Die Crypto Taskforce von AUSTRACschätzte, dass jährlich in Australien rund 150.000 Transaktionen im Wert von 275 Millionen Dollar über Krypto-Geldautomaten abgewickelt werden. Laut der Taskforce stehen die meisten Transaktionen mit hohem Wert an Krypto-Geldautomaten in direktem Zusammenhang mit Geldwäsche und Betrug.
Burke deutete an, dass AUSTRAC und seine Strafverfolgungsbehörden herausgefunden hätten, dass 85 % der häufigsten Nutzer von Krypto-Geldautomaten in Australien entweder Geldwäscher oder Betrugsopfer seien. Er argumentierte, dass die Betroffenen entweder getäuscht oder zur Geldüberweisung gezwungen worden seien.
Der australische Innenminister behauptete, dass die Mehrheit der Nutzer von Krypto-Geldautomaten, die wertmäßig über 72 % aller Transaktionen ausmachen, zwischen 50 und 70 Jahre alt und gleichzeitig am anfälligsten für Betrugsmaschen seien.
AUSTRAC verschärft die Regeln zur Bekämpfung von Krypto-Geldautomatenrisiken
AUSTRAC erteilte den Betreibern von Krypto-Geldautomaten im März eine Warnung und leitete damit das verschärfte Vorgehen der Aufsichtsbehörden ein. Dieses Vorgehen folgte auf die Entdeckung „besorgniserregender Trends und Indikatoren verdächtiger Aktivitäten“ im Zusammenhang mit den Geldautomaten durch ein Ende 2023 gegründetes Team.
bereits berichtete Cryptopolitan Cryptopolitan , hat AUSTRAC die Ein- und Auszahlungen auf 5.000 AU$ (ca. 3.250 US$) begrenzen. Neben der Verschärfung der Vorschriften zur Kundenidentifizierung (KYC) und zur Bekämpfung der Geldwäsche schreibt die Behörde auch vor, dass Geldautomaten Warnhinweise zur Betrugsprävention tragen müssen.
AUSTRAC Eine Pressemitteilung enthüllte , dass die neuen Regeln das Risiko von Geldwäsche, Terrorismusfinanzierung und anderen schweren Straftaten für Krypto-Geldautomatenbetreiber verringern werden.

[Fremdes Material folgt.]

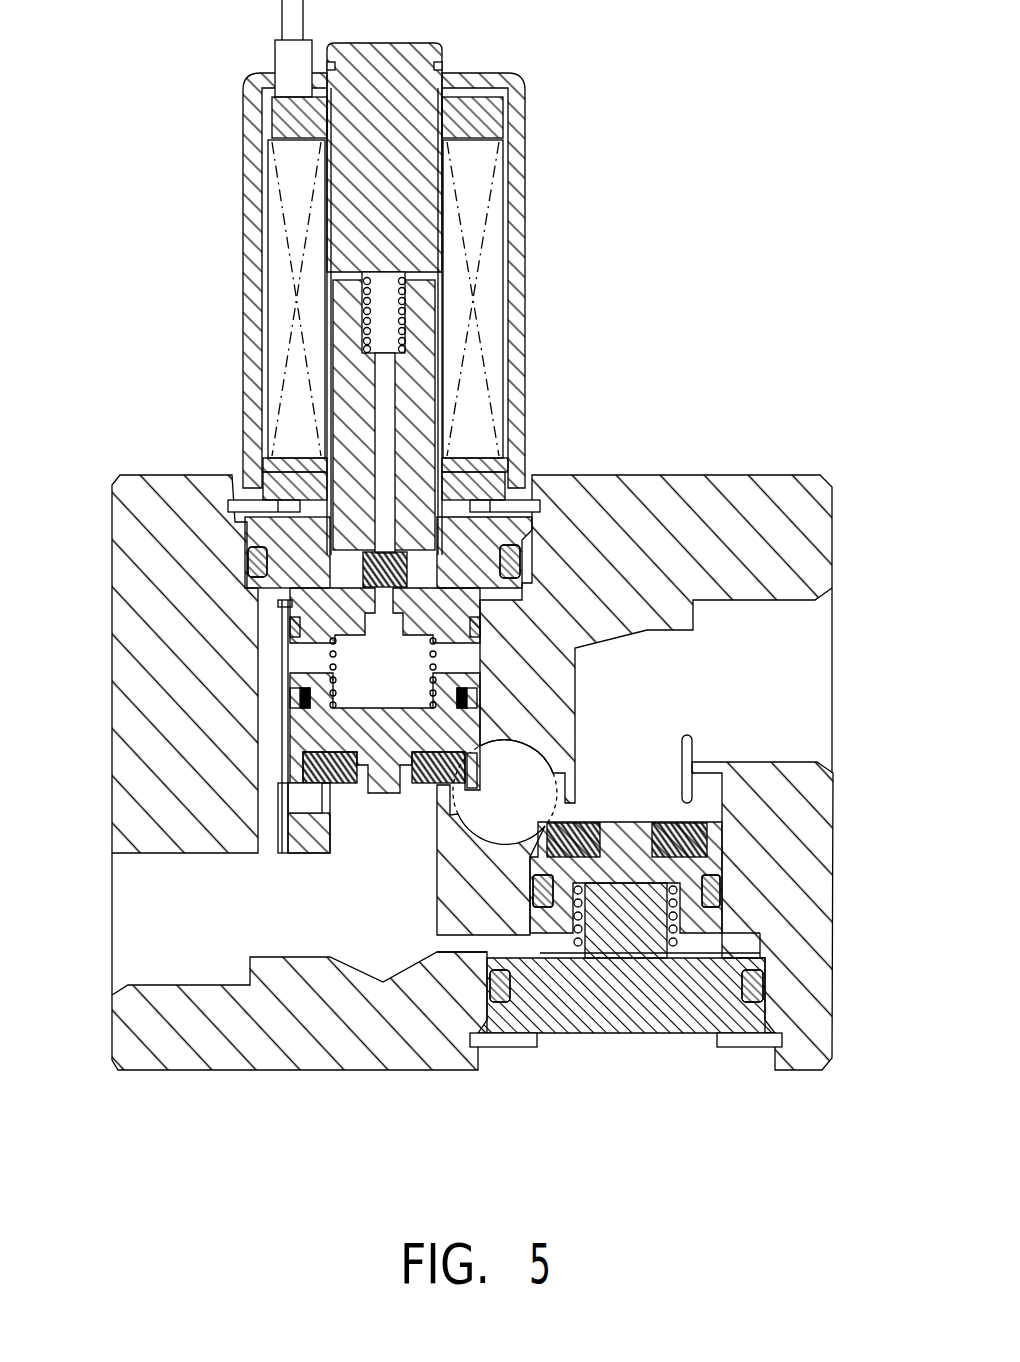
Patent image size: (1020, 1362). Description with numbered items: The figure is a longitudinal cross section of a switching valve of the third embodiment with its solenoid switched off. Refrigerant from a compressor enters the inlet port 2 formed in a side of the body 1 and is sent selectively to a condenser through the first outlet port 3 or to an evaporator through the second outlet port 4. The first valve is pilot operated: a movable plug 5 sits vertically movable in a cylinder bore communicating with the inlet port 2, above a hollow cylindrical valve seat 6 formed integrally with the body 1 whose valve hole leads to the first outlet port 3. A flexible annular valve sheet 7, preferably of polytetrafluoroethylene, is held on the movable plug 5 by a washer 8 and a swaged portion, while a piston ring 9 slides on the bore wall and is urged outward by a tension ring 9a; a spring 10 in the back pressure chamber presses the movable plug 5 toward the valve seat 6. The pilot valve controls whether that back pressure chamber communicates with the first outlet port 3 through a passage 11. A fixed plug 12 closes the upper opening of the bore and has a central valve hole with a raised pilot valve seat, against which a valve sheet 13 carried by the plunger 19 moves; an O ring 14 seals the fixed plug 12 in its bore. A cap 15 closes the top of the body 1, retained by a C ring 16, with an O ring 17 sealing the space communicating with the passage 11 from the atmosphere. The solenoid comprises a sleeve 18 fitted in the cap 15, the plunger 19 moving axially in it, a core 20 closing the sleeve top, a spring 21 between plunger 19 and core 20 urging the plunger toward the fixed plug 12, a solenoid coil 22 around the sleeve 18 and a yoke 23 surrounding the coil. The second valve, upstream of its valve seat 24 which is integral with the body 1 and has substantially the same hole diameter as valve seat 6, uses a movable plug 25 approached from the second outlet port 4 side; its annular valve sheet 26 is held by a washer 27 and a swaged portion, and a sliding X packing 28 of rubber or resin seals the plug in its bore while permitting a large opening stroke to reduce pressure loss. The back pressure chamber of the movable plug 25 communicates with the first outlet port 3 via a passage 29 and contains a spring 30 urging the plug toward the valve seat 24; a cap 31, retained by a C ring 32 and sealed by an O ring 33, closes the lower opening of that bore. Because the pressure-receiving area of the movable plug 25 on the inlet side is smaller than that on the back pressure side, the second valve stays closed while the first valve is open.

The body 1 is at (828, 575).
The inlet port 2 is at (560, 778).
The first outlet port 3 is at (118, 912).
The second outlet port 4 is at (822, 685).
The movable plug 5 is at (300, 730).
The valve seat 6 is at (273, 804).
The valve sheet 7 is at (420, 785).
The washer 8 is at (357, 785).
The piston ring 9 is at (293, 698).
The tension ring 9a is at (336, 700).
The spring 10 is at (335, 647).
The passage 11 is at (272, 783).
The fixed plug 12 is at (292, 626).
The valve sheet 13 is at (330, 570).
The O ring 14 is at (523, 628).
The cap 15 is at (245, 520).
The C ring 16 is at (255, 500).
The O ring 17 is at (528, 555).
The sleeve 18 is at (510, 500).
The plunger 19 is at (428, 383).
The core 20 is at (390, 43).
The spring 21 is at (387, 300).
The solenoid coil 22 is at (500, 257).
The yoke 23 is at (520, 150).
The valve seat 24 is at (693, 790).
The movable plug 25 is at (722, 827).
The valve sheet 26 is at (530, 850).
The washer 27 is at (660, 822).
The X packing 28 is at (722, 893).
The passage 29 is at (487, 943).
The spring 30 is at (700, 952).
The cap 31 is at (617, 1035).
The C ring 32 is at (495, 1047).
The O ring 33 is at (765, 985).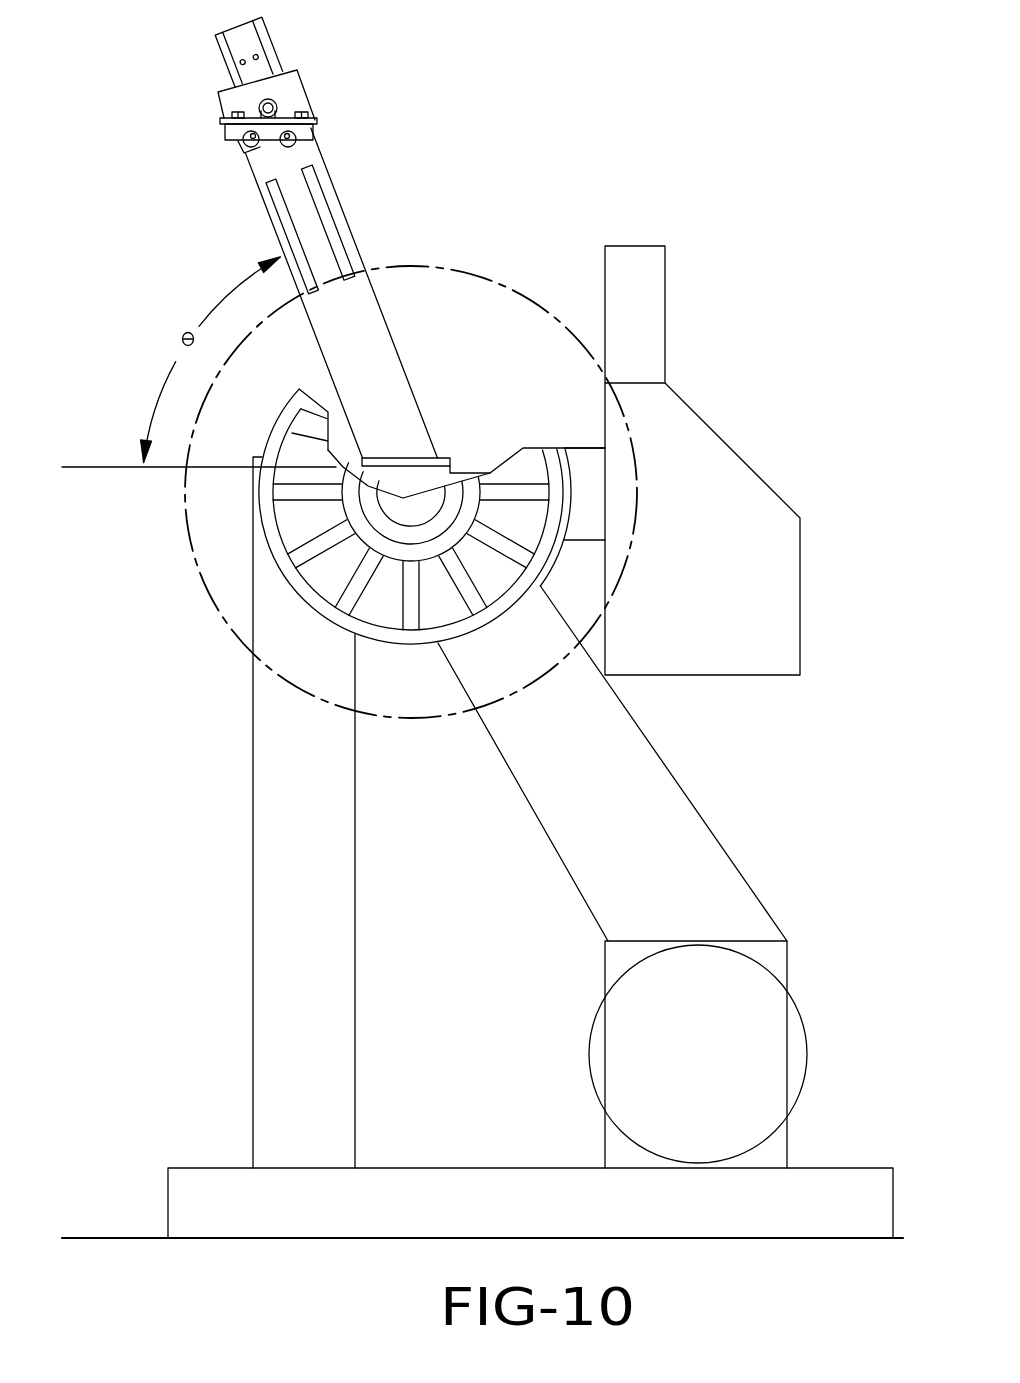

„Wir wollen sicherstellen, dass die Anbieter von Krypto-Geldautomaten über solide Verfahren verfügen, um das Risiko zu minimieren, dass ihre Automaten zur Geldwäsche oder zum Betrug und zur Schändung unschuldiger Menschen missbraucht werden können.“
–Brendan Thomas, Chief Executive Officer, AUSTRAC.
AusTRAC lehnte es insbesondere ab, die Lizenz von Harro's Empire, einem Betreiber von Krypto-Geldautomaten, zu verlängern, da Bedenken hinsichtlich des Missbrauchs von Geldautomaten bestanden.